Ontario operates the most complex framework. Operators delivering publicly-funded services contract with Ontario Health atHome (formerly Home and Community Care Support Services, restructured by the Ford government effective 1 April 2024). Contract assignability requires consent from Ontario Health, with a typical 90 to 150 day review window. The Connecting Care Act 2019 governs the framework. Service Accountability Agreements specify a change-of-control trigger requiring written notice 60 days in advance. PSW registry transfers under the Personal Support Workers Registry of Ontario carry over with the worker, not the employer. The Excellent Care for All Act 2010 sets quality standards that survive change of control. Accreditation Canada accreditation status transfers with the corporate entity if the asset deal preserves the operating subsidiary.

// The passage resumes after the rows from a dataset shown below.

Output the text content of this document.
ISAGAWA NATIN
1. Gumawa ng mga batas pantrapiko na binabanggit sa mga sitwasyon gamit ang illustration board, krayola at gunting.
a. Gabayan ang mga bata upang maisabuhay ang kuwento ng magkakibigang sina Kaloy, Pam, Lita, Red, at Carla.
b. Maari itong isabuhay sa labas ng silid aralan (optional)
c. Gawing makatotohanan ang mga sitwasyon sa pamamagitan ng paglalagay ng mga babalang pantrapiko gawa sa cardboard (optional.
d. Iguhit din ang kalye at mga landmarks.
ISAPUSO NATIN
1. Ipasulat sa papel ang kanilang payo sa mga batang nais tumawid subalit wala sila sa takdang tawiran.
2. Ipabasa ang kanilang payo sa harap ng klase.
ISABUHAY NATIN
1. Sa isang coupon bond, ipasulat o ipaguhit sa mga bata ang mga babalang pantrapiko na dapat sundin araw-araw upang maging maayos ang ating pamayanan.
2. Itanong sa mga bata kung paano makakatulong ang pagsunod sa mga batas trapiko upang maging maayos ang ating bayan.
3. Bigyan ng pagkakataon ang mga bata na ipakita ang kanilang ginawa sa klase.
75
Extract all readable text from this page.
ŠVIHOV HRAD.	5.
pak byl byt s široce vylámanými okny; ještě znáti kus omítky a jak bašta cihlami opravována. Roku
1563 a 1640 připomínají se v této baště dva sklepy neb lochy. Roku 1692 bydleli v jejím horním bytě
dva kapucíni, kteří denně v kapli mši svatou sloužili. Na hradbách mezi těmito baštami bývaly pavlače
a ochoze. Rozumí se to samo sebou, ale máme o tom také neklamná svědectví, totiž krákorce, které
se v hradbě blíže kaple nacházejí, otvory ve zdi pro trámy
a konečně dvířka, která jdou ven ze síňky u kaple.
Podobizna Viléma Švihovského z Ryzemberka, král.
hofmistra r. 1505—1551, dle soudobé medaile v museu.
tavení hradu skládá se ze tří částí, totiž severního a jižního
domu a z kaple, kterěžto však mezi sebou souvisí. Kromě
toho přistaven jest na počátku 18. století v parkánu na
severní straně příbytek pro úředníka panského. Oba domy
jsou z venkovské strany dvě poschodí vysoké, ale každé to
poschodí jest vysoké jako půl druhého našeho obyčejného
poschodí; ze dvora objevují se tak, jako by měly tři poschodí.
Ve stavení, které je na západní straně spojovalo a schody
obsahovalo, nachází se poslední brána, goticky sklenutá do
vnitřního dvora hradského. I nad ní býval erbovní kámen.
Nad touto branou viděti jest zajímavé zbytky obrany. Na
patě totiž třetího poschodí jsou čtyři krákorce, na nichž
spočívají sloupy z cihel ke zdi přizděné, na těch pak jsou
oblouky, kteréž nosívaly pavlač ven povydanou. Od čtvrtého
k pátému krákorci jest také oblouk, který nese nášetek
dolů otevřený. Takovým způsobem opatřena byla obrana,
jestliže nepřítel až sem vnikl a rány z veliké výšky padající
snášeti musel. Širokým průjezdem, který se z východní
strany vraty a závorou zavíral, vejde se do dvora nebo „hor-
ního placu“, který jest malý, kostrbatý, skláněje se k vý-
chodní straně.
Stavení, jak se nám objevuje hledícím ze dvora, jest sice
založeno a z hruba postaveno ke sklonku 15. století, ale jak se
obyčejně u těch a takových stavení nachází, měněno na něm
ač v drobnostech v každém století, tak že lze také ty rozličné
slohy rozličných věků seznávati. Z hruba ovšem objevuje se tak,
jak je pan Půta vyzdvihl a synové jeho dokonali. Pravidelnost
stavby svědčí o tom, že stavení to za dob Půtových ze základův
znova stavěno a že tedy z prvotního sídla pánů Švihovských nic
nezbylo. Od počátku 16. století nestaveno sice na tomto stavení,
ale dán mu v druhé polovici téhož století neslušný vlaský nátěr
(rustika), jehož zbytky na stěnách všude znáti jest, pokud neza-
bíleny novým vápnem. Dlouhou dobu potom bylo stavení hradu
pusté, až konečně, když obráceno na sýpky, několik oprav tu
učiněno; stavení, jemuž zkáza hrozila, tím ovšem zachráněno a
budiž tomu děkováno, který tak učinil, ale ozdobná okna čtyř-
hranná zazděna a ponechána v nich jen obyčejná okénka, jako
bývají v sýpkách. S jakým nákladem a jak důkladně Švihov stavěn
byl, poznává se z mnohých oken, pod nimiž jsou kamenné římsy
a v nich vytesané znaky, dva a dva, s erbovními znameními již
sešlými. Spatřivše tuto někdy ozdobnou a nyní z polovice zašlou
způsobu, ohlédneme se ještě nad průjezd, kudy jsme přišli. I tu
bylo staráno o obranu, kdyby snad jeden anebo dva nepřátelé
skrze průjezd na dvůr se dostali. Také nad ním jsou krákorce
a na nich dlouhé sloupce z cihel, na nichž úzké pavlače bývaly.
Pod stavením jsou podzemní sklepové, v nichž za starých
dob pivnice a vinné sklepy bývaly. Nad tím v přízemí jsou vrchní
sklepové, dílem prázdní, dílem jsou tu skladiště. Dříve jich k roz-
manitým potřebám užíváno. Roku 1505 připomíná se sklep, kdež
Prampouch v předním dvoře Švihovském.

Quebec requires contractual consent from the relevant CIUSSS or CISSS for publicly-funded contracts. The Ministere de la Sante et des Services Sociaux (MSSS) regulates conditions but does not licence private home support operators in the same way it licences seniors’ residences under the certification regime. Quebec Law 25 privacy compliance must be demonstrated at closing for client health records transfers, with the Commission d’acces a l’information empowered to investigate breaches at up to C$25 million or 4% of worldwide revenue.
British Columbia uses health authority contracts (Fraser Health, Vancouver Coastal Health, Island Health, Interior Health, Northern Health). Contracts are assignable with written consent; typical review is 60 to 90 days. The Community Care and Assisted Living Act governs licensable home support services, with licences issued by the regional health authorities. PharmaCare provider numbers transfer separately.
Alberta Health Services consolidates contracting for publicly-funded home care under the AHS Continuing Care framework. Bill 11, the Continuing Care Act, received Royal Assent November 2022 and was proclaimed in force April 2024, transferring oversight from a patchwork to a single Alberta Continuing Care Regulator.
Atlantic provinces (Nova Scotia Department of Seniors and Long-Term Care, New Brunswick Department of Social Development, PEI Health, Newfoundland Regional Health Authorities) each maintain bilateral contracts with limited assignability clauses requiring notice of 30 to 90 days.
Practical sell-side counsel: the Ontario change-of-control review is the binding timeline for most national deals and should anchor the closing schedule from signing.
5. Tax Structuring & Arbitrage
Canadian sell-side structuring uses several instruments that have direct relevance to home health founders.
Lifetime Capital Gains Exemption (LCGE) stands at C$1,275,000 for qualified small business corporation shares dispositions in 2026, indexed annually under section 110.6 of the Income Tax Act (Department of Finance Canada, Budget 2024 implementation). A founder selling shares of a Qualified Small Business Corporation (QSBC) can shelter the first C$1,275,000 of capital gains per individual. A family with founder, spouse, and adult children involved in the operating company can stack multiple LCGE claims through family trust planning, sheltering up to C$5.1 million on a four-member structure.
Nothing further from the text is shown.